Restaurant information
- Established: 1976
- Owners: Amy and Cooper Golding
- Previous owners: Gary Lasater and Nancy McFaul
- Location: Seattle, Washington, United States
- Coordinates: 47°36′32″N 122°20′26″W﻿ / ﻿47.6090°N 122.3405°W

= The Crumpet Shop =

Restaurant in Seattle, Washington, U.S.

The Crumpet Shop is a bakery and pastry shop in Seattle's Pike Place Market, in the U.S. state of Washington.

== Description ==
Located at the intersection of First and Pike Place, in the Corner Market building, The Crumpet Shop serves sweet and savory crumpets with various toppings such as butter, English cheese, honey, ricotta, and walnuts. The restaurant has a version with ham, egg, and cheese, and the "Seattle-style" variety has cucumber and smoked salmon.
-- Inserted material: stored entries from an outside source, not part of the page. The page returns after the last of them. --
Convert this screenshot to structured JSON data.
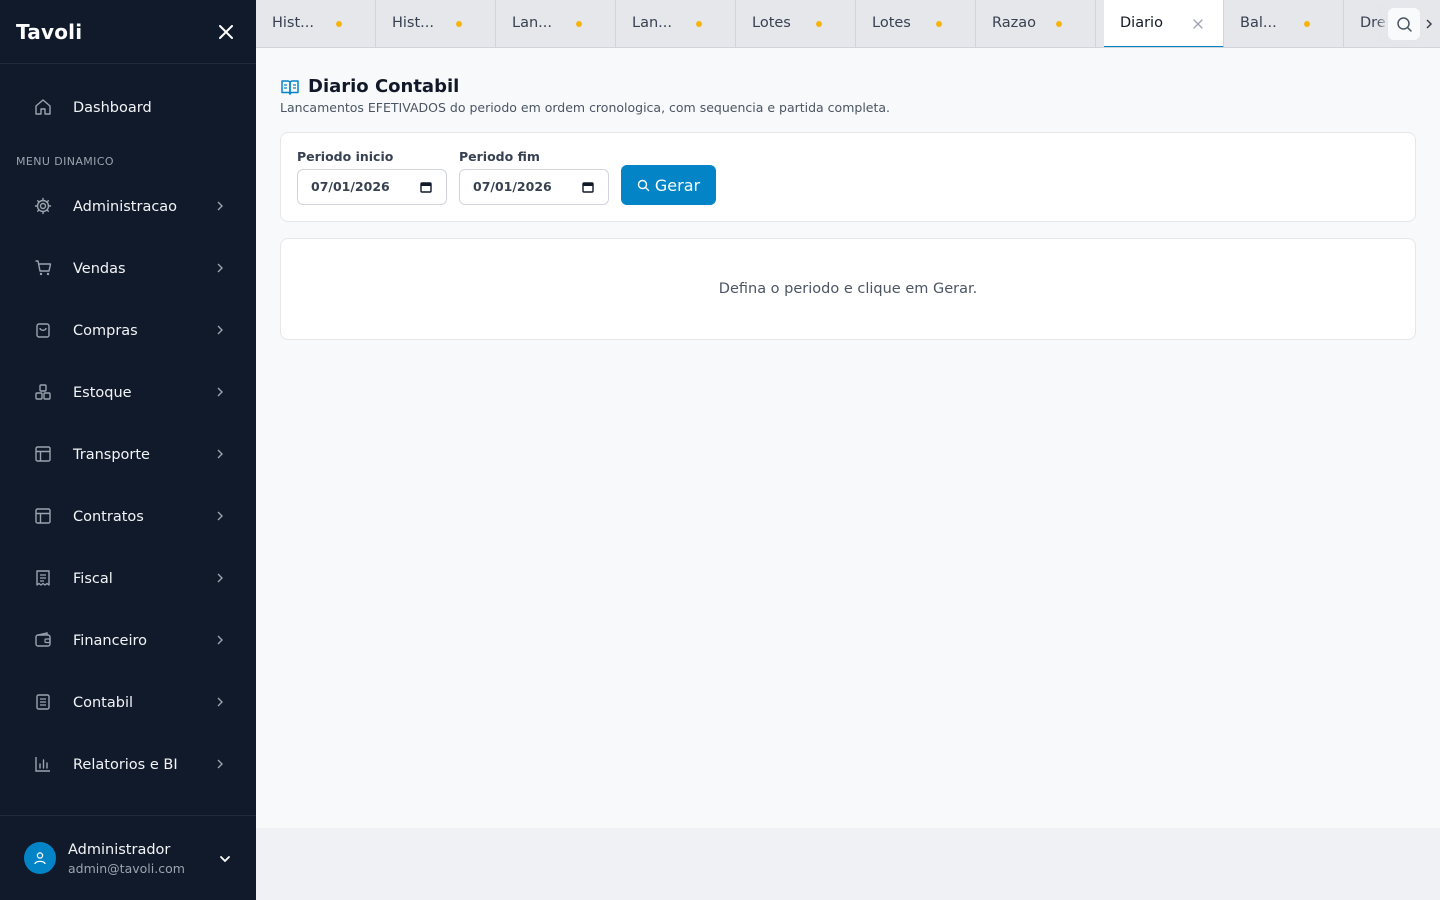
{
  "app": {
    "brand": "Tavoli"
  },
  "sidebar": {
    "dashboard": {
      "label": "Dashboard",
      "icon": "home-icon"
    },
    "section_label": "MENU DINAMICO",
    "items": [
      {
        "label": "Administracao",
        "icon": "gear-icon"
      },
      {
        "label": "Vendas",
        "icon": "cart-icon"
      },
      {
        "label": "Compras",
        "icon": "shopping-bag-icon"
      },
      {
        "label": "Estoque",
        "icon": "boxes-icon"
      },
      {
        "label": "Transporte",
        "icon": "layout-icon"
      },
      {
        "label": "Contratos",
        "icon": "layout-icon"
      },
      {
        "label": "Fiscal",
        "icon": "receipt-icon"
      },
      {
        "label": "Financeiro",
        "icon": "wallet-icon"
      },
      {
        "label": "Contabil",
        "icon": "notebook-icon"
      },
      {
        "label": "Relatorios e BI",
        "icon": "bar-chart-icon"
      }
    ],
    "user": {
      "name": "Administrador",
      "email": "admin@tavoli.com"
    }
  },
  "tabs": [
    {
      "label": "Hist...",
      "unsaved": true,
      "active": false
    },
    {
      "label": "Hist...",
      "unsaved": true,
      "active": false
    },
    {
      "label": "Lan...",
      "unsaved": true,
      "active": false
    },
    {
      "label": "Lan...",
      "unsaved": true,
      "active": false
    },
    {
      "label": "Lotes",
      "unsaved": true,
      "active": false
    },
    {
      "label": "Lotes",
      "unsaved": true,
      "active": false
    },
    {
      "label": "Razao",
      "unsaved": true,
      "active": false
    },
    {
      "label": "Diario",
      "unsaved": false,
      "active": true
    },
    {
      "label": "Bal...",
      "unsaved": true,
      "active": false
    },
    {
      "label": "Dre",
      "unsaved": false,
      "active": false
    }
  ],
  "main": {
    "title": "Diario Contabil",
    "subtitle": "Lancamentos EFETIVADOS do periodo em ordem cronologica, com sequencia e partida completa.",
    "filters": {
      "start_label": "Periodo inicio",
      "start_value": "07/01/2026",
      "end_label": "Periodo fim",
      "end_value": "07/01/2026",
      "generate_label": "Gerar"
    },
    "empty_message": "Defina o periodo e clique em Gerar."
  },
  "colors": {
    "sidebar_bg": "#111a2b",
    "accent": "#0284c7",
    "unsaved_dot": "#f5b50a"
  }
}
The Green Eggs and Ham has pesto.

== History ==
Gary Lasater and Nancy McFaul opened the shop in 1976.

Amy and Cooper Golding are the current owners.

== Reception ==
In 1991, Jane and Michael Stern described the shop as "a special treasure". In 2007, Corby Kummer of The Atlantic said the business "makes the most authentic and best scone I know in the country".
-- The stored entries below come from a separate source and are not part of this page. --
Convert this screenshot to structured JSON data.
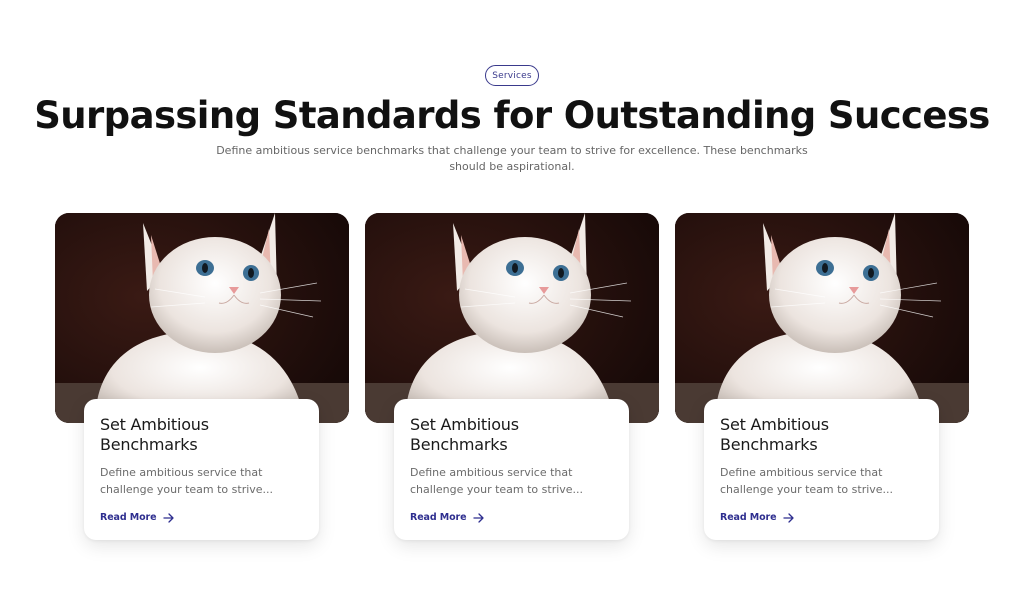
{
  "section": {
    "badge": "Services",
    "title": "Surpassing Standards for Outstanding Success",
    "subtitle": "Define ambitious service benchmarks that challenge your team to strive for excellence. These benchmarks should be aspirational."
  },
  "cards": [
    {
      "title": "Set Ambitious Benchmarks",
      "description": "Define ambitious service that challenge your team to strive...",
      "link_label": "Read More",
      "image_icon": "kitten-photo"
    },
    {
      "title": "Set Ambitious Benchmarks",
      "description": "Define ambitious service that challenge your team to strive...",
      "link_label": "Read More",
      "image_icon": "kitten-photo"
    },
    {
      "title": "Set Ambitious Benchmarks",
      "description": "Define ambitious service that challenge your team to strive...",
      "link_label": "Read More",
      "image_icon": "kitten-photo"
    }
  ],
  "colors": {
    "accent": "#2e2e8f",
    "badge_border": "#3a3a8c",
    "photo_background": "#1c0d0b"
  }
}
Lara Douglass included The Crumpet Shop's ham, egg and cheese crumpet in Eater Seattle's 2016 list of "Outstanding Egg Sandwiches in Seattle". The website's Meg van Huygen included the business in a 2019 list of "10 Seattle Tourist Trap Restaurants That Are Actually Good". The Crumpet Shop was also included in Eater Seattle's 2021 list of "Breakfast Sandwiches in Seattle Worth Waking Up Early to Get", and Jade Yamazaki Stewart included the business in a 2022 list of "20 Great Restaurants Near Pike Place Market".